Home Cosmetic Science Talk Formulating cleaning spray

  • cleaning spray

    Posted by cahealy2 on April 12, 2022 at 1:44 pm

    Not exactly cosmetics (apologies)… but I am hoping that somebody may be able to help me with this one. I have a cleaner containing water, EDTA, APG, fragrance, OIT and MIT. This is an existing formulation that I did not write and 99% of the time, is perfect. 1% of the time, a white precipitate drops out. The white material is solid, dissolves back in to liquid when heat is applied.

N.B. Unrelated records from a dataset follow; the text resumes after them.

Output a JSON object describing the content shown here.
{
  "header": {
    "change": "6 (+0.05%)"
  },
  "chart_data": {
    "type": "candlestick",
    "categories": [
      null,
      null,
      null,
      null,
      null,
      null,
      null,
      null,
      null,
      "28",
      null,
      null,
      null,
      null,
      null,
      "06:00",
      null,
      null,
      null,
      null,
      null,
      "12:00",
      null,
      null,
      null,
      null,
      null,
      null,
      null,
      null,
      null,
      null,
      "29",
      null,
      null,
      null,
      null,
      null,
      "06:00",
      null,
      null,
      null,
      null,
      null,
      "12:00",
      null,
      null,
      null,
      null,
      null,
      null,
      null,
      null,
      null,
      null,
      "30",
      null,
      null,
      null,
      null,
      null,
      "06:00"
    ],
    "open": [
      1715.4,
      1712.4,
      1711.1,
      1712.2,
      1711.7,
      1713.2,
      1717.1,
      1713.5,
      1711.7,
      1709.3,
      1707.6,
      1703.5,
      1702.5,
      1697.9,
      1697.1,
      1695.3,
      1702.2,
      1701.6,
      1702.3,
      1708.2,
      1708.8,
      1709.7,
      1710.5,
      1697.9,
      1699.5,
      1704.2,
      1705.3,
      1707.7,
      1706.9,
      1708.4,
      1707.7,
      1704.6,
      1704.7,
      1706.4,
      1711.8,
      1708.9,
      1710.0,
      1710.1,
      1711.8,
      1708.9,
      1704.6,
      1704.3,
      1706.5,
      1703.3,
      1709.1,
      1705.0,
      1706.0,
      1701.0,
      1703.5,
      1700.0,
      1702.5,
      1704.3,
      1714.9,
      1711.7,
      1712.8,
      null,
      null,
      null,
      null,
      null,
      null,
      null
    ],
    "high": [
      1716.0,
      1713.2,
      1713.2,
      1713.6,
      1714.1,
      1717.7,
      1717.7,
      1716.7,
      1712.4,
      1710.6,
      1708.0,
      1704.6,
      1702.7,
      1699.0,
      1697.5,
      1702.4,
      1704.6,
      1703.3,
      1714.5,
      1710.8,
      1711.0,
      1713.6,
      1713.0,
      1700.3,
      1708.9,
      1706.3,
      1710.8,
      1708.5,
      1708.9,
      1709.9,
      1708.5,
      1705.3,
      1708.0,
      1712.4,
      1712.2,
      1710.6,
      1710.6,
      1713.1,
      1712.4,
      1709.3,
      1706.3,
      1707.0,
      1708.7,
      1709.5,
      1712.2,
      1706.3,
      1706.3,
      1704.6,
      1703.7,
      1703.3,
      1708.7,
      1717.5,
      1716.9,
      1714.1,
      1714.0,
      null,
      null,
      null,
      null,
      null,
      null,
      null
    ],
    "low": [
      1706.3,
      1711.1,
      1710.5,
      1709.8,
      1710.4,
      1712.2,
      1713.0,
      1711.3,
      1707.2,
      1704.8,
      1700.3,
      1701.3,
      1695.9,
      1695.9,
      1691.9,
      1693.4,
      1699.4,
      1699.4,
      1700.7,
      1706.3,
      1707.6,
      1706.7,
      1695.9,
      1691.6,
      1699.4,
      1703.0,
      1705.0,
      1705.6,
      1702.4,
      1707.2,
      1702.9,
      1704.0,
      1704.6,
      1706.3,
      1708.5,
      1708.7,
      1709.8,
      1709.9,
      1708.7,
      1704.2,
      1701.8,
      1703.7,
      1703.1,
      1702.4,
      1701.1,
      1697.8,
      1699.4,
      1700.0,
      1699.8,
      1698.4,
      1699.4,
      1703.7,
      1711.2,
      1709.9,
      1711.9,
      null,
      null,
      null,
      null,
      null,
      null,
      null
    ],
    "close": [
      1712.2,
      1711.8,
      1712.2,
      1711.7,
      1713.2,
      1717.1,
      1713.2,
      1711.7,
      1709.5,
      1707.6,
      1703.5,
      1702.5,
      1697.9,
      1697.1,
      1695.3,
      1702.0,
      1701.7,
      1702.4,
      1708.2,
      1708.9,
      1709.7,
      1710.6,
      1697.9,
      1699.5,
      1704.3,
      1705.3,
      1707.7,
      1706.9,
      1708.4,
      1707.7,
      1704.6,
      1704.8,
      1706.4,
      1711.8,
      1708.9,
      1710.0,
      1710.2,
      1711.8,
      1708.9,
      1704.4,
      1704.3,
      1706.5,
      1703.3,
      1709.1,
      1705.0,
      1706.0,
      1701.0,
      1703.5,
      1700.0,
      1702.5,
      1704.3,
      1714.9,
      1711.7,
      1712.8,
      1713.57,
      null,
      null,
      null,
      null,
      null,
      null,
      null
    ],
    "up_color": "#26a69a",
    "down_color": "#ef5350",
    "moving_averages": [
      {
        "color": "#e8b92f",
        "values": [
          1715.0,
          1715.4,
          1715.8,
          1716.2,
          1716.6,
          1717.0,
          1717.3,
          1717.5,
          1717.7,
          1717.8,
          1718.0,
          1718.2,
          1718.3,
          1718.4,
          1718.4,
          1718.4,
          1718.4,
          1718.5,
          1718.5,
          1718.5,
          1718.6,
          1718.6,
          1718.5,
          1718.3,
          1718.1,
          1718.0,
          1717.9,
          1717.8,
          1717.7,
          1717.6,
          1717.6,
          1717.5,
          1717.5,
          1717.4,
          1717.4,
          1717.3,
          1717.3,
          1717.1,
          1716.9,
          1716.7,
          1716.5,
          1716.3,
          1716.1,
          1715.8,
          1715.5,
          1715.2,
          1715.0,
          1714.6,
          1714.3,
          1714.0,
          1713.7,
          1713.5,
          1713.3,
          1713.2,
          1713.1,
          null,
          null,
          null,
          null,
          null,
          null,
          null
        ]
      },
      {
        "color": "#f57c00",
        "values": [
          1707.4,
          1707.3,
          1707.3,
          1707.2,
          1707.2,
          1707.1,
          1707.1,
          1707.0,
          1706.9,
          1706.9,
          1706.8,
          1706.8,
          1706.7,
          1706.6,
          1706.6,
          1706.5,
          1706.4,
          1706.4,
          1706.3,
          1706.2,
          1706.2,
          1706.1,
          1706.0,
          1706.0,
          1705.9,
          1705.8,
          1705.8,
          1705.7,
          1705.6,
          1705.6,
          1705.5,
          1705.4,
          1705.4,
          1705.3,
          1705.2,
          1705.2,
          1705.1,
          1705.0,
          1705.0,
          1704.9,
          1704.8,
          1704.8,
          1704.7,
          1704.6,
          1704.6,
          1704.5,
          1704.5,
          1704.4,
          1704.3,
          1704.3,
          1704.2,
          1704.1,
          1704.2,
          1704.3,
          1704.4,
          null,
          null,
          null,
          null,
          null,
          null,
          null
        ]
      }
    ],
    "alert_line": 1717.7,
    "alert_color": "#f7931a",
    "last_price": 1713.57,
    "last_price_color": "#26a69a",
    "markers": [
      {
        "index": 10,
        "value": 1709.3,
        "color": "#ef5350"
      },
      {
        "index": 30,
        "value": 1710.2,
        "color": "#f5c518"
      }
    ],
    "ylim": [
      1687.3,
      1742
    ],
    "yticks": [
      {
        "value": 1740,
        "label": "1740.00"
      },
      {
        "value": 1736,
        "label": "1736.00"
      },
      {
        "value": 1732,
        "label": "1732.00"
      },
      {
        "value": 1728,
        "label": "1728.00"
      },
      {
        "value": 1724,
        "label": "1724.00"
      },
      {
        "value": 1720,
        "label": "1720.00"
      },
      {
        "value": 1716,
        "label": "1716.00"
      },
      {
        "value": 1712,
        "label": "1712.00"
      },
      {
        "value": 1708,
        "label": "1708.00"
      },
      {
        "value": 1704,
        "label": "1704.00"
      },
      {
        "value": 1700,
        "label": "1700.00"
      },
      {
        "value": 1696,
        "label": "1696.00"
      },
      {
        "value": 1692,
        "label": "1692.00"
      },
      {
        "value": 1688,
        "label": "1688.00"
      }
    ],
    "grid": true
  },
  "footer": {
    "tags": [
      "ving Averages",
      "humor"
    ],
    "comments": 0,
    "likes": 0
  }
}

I have tried excluding each material, freeze thaw, overdosing and under dosing raw materials, more acidic, more basic, heat etc… I cannot replicate issues found in manufacturing process. Any ideas?

    ketchito replied 2 years ago 4 Members · 5 Replies
  • 5 Replies
  • PhilGeis

    Member
    April 12, 2022 at 1:55 pm

    What us water source/quality?
    Is it EDTA as acid or as a Na salt?
    OIT has very poor water solubility.  Shouldn’t shoot for much more than 75 ppm unless attempting residual antifungal efficacy on surfaces?  If for preservation, MIT (~100 ppm) with EDTA should be enough.
    Fragrance components can come out but they usually float.

  • cahealy2

    Member
    April 12, 2022 at 2:00 pm

    Thank you for your reply.
    Water used is mains water, not hard but not DI. EDTA used as aid. Not attempting residual antifungal efficacy or any strong claims, just cleaning. So do you think in certain environments the OIT could be the problem? 
    When analysed, the white bits were thought to be the APG but i also didn’t understand this…

  • PhilGeis

    Member
    April 12, 2022 at 6:26 pm

    Potential solubility challenges - OIT, EDTA as acid.  Like you - don’t understand APG ppt.  Maybe Perry knows.

  • Abdullah

    Member
    April 13, 2022 at 12:32 am

    If you are using lauryl glucoside in cold process it will not mix.

  • ketchito

    Member
    April 13, 2022 at 1:14 pm

    @cahealy2 If your formula works 99% of the time, and in all your lab tests, nothing comes out, chances are something in the manufacturer’s vessel might be transferred to your product. I’ve seen this few times, even with a constant cleaning after batches. Is the vessel you use a dedicated one? or they use it to manufacture other products as well?